Precision Model 106 and 106B "Lucky Strike" (ca. mid 1950s)
The Precision Radiation Instruments Model 106B, also known as the “Lucky Strike,” was a Geiger Mueller survey instrument designed for uranium prospecting. The manufacturer claimed, "It is the lightest weight and smallest size ever achieved in an instrument of this type." There is no speaker to provide an audible signal but there is a connection on the top of the instrument for headphones. The count rate could also be estimated by observing the small flashing neon light to the left of the meter face.
For some reason, maybe it was just a part of being in LA, Precision Radiation Instruments was also in the music business. While none of the PRI-owned labels (Craftsman, Tops, etc) were household names, they did produce records for some reasonably well known entertainers such as Mel Torme and Lena Horne. One PRI 33 1/3 record worth mentioning: "If the Bomb Falls," a primer on surviving a nuclear attack.
Detector: GM tube located inside the meter case (see elongate plastic covered window on bottom of case in photo above right).

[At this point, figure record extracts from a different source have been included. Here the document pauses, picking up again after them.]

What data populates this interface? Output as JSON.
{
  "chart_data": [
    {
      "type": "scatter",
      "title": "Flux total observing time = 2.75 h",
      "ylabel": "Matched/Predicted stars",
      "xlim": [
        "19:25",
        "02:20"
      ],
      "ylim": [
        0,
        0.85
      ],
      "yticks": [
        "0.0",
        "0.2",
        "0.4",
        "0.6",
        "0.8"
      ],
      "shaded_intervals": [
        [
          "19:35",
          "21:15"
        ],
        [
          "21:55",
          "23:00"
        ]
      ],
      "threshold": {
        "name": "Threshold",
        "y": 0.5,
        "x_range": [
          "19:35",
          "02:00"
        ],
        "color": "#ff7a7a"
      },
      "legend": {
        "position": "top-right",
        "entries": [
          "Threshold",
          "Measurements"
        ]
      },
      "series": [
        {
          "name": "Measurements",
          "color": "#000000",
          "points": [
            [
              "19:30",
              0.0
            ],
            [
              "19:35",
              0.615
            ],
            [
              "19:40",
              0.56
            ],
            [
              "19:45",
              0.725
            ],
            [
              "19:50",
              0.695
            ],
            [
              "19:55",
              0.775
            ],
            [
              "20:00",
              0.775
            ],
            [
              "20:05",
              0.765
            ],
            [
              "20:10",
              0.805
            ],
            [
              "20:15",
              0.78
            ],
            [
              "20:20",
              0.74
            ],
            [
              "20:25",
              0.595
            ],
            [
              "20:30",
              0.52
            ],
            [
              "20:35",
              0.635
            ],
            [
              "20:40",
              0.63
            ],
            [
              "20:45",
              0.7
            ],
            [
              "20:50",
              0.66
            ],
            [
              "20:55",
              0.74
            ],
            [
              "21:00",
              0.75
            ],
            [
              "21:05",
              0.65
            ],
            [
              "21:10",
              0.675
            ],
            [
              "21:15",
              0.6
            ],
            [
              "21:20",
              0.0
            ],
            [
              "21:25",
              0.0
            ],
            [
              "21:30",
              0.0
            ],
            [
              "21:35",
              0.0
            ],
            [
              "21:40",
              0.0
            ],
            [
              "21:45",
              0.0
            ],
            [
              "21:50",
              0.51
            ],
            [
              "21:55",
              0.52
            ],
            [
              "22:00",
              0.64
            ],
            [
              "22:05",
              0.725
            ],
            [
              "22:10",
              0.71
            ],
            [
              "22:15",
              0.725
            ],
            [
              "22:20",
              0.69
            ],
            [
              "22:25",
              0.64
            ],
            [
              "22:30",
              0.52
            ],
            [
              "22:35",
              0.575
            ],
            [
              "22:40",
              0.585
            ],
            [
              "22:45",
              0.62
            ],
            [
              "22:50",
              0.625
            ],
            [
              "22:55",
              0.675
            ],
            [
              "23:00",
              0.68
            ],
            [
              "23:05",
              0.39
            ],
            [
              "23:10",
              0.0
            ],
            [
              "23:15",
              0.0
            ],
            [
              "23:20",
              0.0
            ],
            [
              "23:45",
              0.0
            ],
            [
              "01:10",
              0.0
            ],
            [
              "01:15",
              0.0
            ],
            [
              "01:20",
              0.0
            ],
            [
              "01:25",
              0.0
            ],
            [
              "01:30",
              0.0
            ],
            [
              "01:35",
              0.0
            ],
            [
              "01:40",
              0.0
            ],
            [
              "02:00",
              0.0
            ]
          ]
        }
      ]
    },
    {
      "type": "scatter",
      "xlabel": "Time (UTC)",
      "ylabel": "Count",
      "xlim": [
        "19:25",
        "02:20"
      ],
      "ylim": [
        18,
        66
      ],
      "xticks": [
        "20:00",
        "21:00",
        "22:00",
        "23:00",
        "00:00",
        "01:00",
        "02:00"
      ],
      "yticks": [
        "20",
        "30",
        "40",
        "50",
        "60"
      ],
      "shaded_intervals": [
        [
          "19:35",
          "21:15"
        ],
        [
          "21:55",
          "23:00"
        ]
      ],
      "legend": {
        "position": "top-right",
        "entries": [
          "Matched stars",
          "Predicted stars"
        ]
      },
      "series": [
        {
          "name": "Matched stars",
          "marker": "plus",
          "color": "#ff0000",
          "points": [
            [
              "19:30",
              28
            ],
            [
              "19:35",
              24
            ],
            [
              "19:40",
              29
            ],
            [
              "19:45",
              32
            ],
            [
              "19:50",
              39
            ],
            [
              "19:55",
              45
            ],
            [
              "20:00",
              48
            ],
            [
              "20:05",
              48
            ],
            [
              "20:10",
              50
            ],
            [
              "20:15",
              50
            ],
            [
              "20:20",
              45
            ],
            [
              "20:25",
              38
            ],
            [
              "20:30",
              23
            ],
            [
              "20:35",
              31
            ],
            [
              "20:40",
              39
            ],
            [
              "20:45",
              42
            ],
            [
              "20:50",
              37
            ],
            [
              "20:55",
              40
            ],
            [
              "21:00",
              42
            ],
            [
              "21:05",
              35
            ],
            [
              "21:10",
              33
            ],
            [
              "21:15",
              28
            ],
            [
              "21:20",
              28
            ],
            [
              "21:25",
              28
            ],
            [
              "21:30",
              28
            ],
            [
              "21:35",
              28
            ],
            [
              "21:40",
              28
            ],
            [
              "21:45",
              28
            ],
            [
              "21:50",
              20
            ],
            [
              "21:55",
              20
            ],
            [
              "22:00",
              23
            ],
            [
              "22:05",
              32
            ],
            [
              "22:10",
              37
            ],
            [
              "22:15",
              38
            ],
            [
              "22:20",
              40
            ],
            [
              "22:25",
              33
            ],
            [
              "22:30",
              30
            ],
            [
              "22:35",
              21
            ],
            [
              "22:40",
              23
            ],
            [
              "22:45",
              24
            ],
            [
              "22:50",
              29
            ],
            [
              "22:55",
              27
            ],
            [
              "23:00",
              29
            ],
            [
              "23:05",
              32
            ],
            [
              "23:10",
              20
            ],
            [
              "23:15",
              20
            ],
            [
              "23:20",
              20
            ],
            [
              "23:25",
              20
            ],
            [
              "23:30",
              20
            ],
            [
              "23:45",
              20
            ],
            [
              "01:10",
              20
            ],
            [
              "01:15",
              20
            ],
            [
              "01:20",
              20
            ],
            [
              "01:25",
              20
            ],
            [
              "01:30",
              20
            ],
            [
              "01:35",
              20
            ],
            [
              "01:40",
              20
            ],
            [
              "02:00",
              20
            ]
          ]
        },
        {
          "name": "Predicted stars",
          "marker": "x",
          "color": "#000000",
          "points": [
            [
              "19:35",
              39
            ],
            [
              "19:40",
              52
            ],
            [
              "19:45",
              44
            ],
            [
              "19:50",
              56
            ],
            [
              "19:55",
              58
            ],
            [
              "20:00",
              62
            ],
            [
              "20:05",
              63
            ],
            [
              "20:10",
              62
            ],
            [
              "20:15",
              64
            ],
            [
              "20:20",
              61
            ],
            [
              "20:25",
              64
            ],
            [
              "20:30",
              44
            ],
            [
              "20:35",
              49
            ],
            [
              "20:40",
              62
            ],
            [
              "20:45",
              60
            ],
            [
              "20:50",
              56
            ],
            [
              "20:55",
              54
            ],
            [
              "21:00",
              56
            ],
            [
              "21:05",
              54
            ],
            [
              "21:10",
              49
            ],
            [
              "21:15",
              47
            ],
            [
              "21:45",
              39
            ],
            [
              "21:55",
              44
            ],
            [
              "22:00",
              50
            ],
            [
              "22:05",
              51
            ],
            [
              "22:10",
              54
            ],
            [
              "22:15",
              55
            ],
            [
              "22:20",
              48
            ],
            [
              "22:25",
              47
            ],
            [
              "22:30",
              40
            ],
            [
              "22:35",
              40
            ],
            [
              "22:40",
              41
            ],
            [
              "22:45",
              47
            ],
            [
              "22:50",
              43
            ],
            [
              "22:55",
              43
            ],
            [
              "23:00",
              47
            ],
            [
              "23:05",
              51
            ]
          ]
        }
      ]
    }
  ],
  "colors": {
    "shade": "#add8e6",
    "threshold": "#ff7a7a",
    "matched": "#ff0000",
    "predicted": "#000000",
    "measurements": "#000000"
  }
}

Range: 0-0.2, 0-2 and 0-20 mR/h.
Batteries: Two 1.5 volt, two 45 volt and one 22.5 volt batteries
Dimensions: 3 3/4” x 6 3/4” x 4 1/2”
Weight: 5 pounds
Price: $99.50 in 1954 for Model 106A
- Atomic Energy Commission Radiation Instrument Catalog No. 2, Part 2, page SGM-49A, page date July 1, 1950 (Model 106).
- Atomic Energy Commission Radiation Measuring Instruments RIB-8 Catalog No. 3, page SGM-49A1, July 1, 1953 (Model 106).
- Precision Radiation Instruments, Inc. Catalog, (Model 106A) Form 1001B, 1954 copyright.
- Precision Radiation Instruments, Inc. Operation and Maintenance manual for the Model 106B "Lucky Strike" and the Model 107B "Professional." No date but the schematic for the Model 106B is dated September 1954.